Asterisk denotes entries on real places.
*Brooklyn
*New York City. Crane’s vision of America’s largest city is ambiguous. On one hand, “Proem” and “The Tunnel” depict a city resembling London in T. S. Eliot’s 1922 poem “The Waste Land,” which contrasts a sordid contemporary urban environment with an idealized past. In Crane’s poem, many of New York’s famous streets exemplify a similar contrast: Avenue A, Broadway, Fourteenth Street, Chambers Street, Bleeker Street, and Prince Street. On the other hand, in “Proem” and “Atlantis,” New York’s Brooklyn Bridge represents the greatest achievement of modern man.
*Cathay. Medieval name for northern China, the fabled Orient and a land of spices and riches.
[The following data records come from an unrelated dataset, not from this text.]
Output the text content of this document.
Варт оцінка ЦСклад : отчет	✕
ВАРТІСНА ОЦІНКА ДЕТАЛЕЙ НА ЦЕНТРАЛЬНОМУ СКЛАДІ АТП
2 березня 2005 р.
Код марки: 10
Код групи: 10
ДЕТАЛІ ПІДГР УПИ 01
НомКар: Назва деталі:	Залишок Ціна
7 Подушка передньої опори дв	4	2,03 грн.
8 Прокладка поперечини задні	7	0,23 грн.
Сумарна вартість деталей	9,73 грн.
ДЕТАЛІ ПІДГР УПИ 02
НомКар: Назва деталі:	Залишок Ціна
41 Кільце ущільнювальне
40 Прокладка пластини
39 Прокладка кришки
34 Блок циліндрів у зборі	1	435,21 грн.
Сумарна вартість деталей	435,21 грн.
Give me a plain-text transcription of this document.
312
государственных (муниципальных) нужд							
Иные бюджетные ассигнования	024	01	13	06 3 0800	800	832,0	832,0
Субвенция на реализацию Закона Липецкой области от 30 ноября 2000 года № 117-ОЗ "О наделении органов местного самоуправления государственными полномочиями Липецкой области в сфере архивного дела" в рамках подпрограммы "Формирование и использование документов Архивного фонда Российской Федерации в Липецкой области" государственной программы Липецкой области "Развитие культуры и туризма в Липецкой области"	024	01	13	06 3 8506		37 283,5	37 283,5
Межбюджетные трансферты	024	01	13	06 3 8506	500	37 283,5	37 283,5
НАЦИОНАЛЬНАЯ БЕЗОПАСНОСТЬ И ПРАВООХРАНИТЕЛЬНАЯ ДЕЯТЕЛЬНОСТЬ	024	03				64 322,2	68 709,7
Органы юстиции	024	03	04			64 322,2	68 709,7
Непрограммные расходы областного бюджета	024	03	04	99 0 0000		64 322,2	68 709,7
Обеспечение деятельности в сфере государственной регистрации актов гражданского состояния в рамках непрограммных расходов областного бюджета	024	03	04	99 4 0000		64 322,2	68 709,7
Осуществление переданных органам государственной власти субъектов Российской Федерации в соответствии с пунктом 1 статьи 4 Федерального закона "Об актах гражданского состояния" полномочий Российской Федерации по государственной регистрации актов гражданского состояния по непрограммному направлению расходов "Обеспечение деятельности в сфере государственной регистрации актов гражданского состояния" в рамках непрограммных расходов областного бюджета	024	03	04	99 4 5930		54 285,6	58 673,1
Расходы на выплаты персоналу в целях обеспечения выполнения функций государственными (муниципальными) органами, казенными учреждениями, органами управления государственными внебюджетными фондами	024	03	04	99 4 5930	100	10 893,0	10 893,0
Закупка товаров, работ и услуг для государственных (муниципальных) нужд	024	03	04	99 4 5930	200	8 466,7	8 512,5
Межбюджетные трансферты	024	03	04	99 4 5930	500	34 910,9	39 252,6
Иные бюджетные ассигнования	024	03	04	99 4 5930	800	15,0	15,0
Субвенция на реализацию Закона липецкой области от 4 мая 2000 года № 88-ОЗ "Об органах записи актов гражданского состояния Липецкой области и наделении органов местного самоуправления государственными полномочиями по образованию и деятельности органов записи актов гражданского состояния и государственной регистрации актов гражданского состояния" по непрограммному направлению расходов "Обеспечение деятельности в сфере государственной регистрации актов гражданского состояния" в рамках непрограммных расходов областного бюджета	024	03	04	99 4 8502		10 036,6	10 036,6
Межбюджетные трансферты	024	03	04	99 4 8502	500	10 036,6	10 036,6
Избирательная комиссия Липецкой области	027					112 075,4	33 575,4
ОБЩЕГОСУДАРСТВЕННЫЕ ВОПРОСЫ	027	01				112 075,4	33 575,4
Crane uses it here as the first of a series of “promised lands,” including Atlantis, Avalon, and America. These idealized places are backdrops for the modern mechanical age, which, too, has enormous potential and great dangers.
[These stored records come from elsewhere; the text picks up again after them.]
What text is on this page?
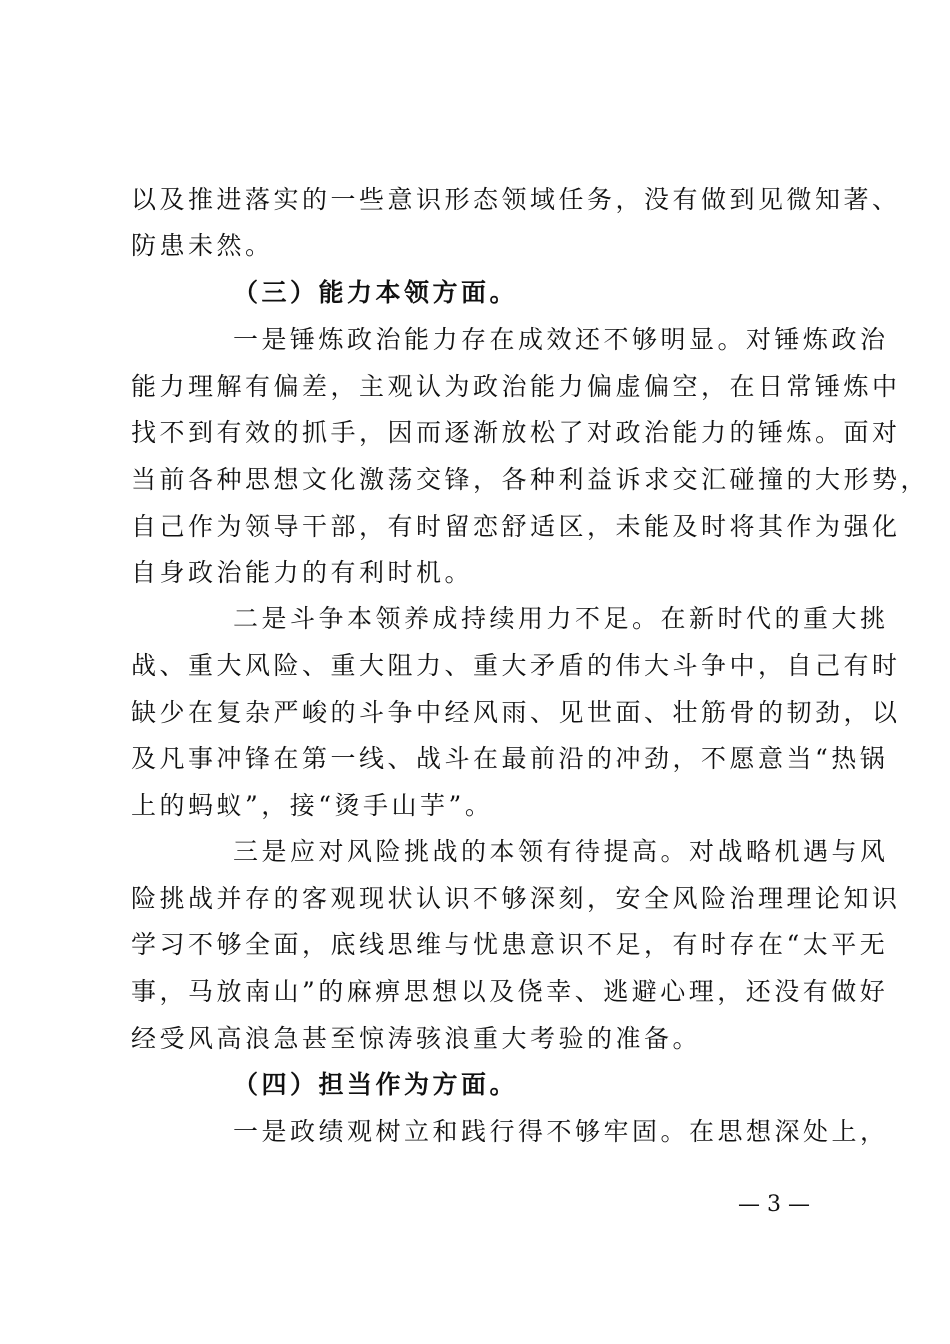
以及推进落实的一些意识形态领域任务，没有做到见微知著、
防患未然。
（三）能力本领方面。
一是锤炼政治能力存在成效还不够明显。对锤炼政治
能力理解有偏差，主观认为政治能力偏虚偏空，在日常锤炼中
找不到有效的抓手，因而逐渐放松了对政治能力的锤炼。面对
当前各种思想文化激荡交锋，各种利益诉求交汇碰撞的大形势，
自己作为领导干部，有时留恋舒适区，未能及时将其作为强化
自身政治能力的有利时机。
二是斗争本领养成持续用力不足。在新时代的重大挑
战、重大风险、重大阻力、重大矛盾的伟大斗争中，自己有时
缺少在复杂严峻的斗争中经风雨、见世面、壮筋骨的韧劲，以
及凡事冲锋在第一线、战斗在最前沿的冲劲，不愿意当“热锅
上的蚂蚁”，接“烫手山芋”。
三是应对风险挑战的本领有待提高。对战略机遇与风
险挑战并存的客观现状认识不够深刻，安全风险治理理论知识
学习不够全面，底线思维与忧患意识不足，有时存在“太平无
事，马放南山”的麻痹思想以及侥幸、逃避心理，还没有做好
经受风高浪急甚至惊涛骇浪重大考验的准备。
（四）担当作为方面。
一是政绩观树立和践行得不够牢固。在思想深处上，
— 3 —
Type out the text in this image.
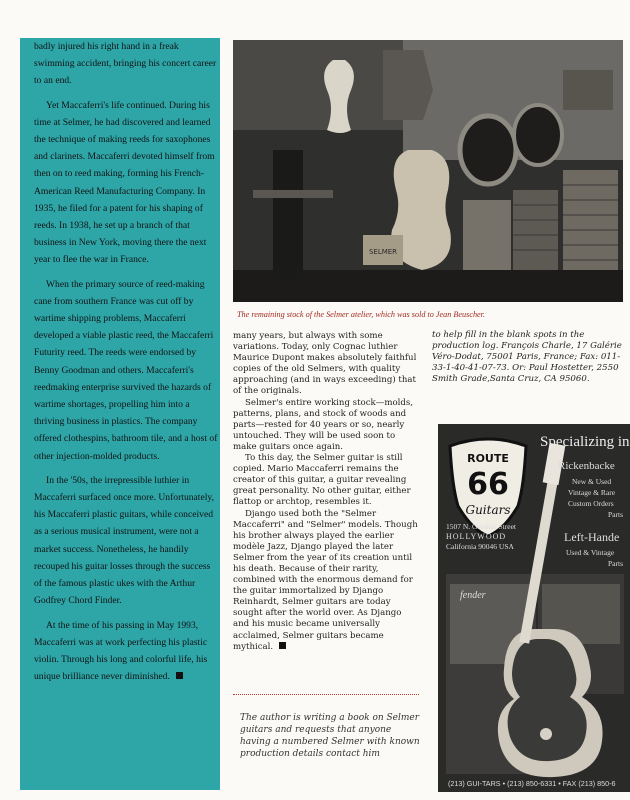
badly injured his right hand in a freak swimming accident, bringing his concert career to an end.

Yet Maccaferri's life continued. During his time at Selmer, he had discovered and learned the technique of making reeds for saxophones and clarinets. Maccaferri devoted himself from then on to reed making, forming his French-American Reed Manufacturing Company. In 1935, he filed for a patent for his shaping of reeds. In 1938, he set up a branch of that business in New York, moving there the next year to flee the war in France.

When the primary source of reed-making cane from southern France was cut off by wartime shipping problems, Maccaferri developed a viable plastic reed, the Maccaferri Futurity reed. The reeds were endorsed by Benny Goodman and others. Maccaferri's reedmaking enterprise survived the hazards of wartime shortages, propelling him into a thriving business in plastics. The company offered clothespins, bathroom tile, and a host of other injection-molded products.

In the '50s, the irrepressible luthier in Maccaferri surfaced once more. Unfortunately, his Maccaferri plastic guitars, while conceived as a serious musical instrument, were not a market success. Nonetheless, he handily recouped his guitar losses through the success of the famous plastic ukes with the Arthur Godfrey Chord Finder.

At the time of his passing in May 1993, Maccaferri was at work perfecting his plastic violin. Through his long and colorful life, his unique brilliance never diminished.

SELMER
The remaining stock of the Selmer atelier, which was sold to Jean Beuscher.

many years, but always with some variations. Today, only Cognac luthier Maurice Dupont makes absolutely faithful copies of the old Selmers, with quality approaching (and in ways exceeding) that of the originals.

Selmer's entire working stock—molds, patterns, plans, and stock of woods and parts—rested for 40 years or so, nearly untouched. They will be used soon to make guitars once again.

To this day, the Selmer guitar is still copied. Mario Maccaferri remains the creator of this guitar, a guitar revealing great personality. No other guitar, either flattop or archtop, resembles it.

Django used both the "Selmer Maccaferri" and "Selmer" models. Though his brother always played the earlier modèle Jazz, Django played the later Selmer from the year of its creation until his death. Because of their rarity, combined with the enormous demand for the guitar immortalized by Django Reinhardt, Selmer guitars are today sought after the world over. As Django and his music became universally acclaimed, Selmer guitars became mythical.

to help fill in the blank spots in the production log. François Charle, 17 Galérie Véro-Dodat, 75001 Paris, France; Fax: 011-33-1-40-41-07-73. Or: Paul Hostetter, 2550 Smith Grade,Santa Cruz, CA 95060.

The author is writing a book on Selmer guitars and requests that anyone having a numbered Selmer with known production details contact him
ROUTE
66
Guitars
Specializing in
Rickenbacke
New & Used
Vintage & Rare
Custom Orders
Parts
1507 N. Gardner Street
HOLLYWOOD
California 90046 USA
Left-Hande
Used & Vintage
Parts
fender
(213) GUI-TARS • (213) 850-6331 • FAX (213) 850-6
River. The central image of “The River” is the Mississippi River, which flows past Cairo, Illinois, where it is joined by the Ohio River and symbolizes freedom and continuity. Although most of the section actually is set first on a train and among hoboes crossing the country, the river, like the bridge, connects past and present America.
*Cape Hatteras. North Carolina promontory where Orville and Wilbur Wright flew their first airplane from the hill at Kitty Hawk. Crane speculates both on the awesome power of modern machines, embodiments of the creative power of the imagination and, potentially, destructive of human values.
Quaker Hill. New England location with an old hotel called the Mizzentop, a beautiful relic of a more glorious time sullied by modern commercialism that has replaced the earlier peace and tranquillity of the Quaker religious meeting.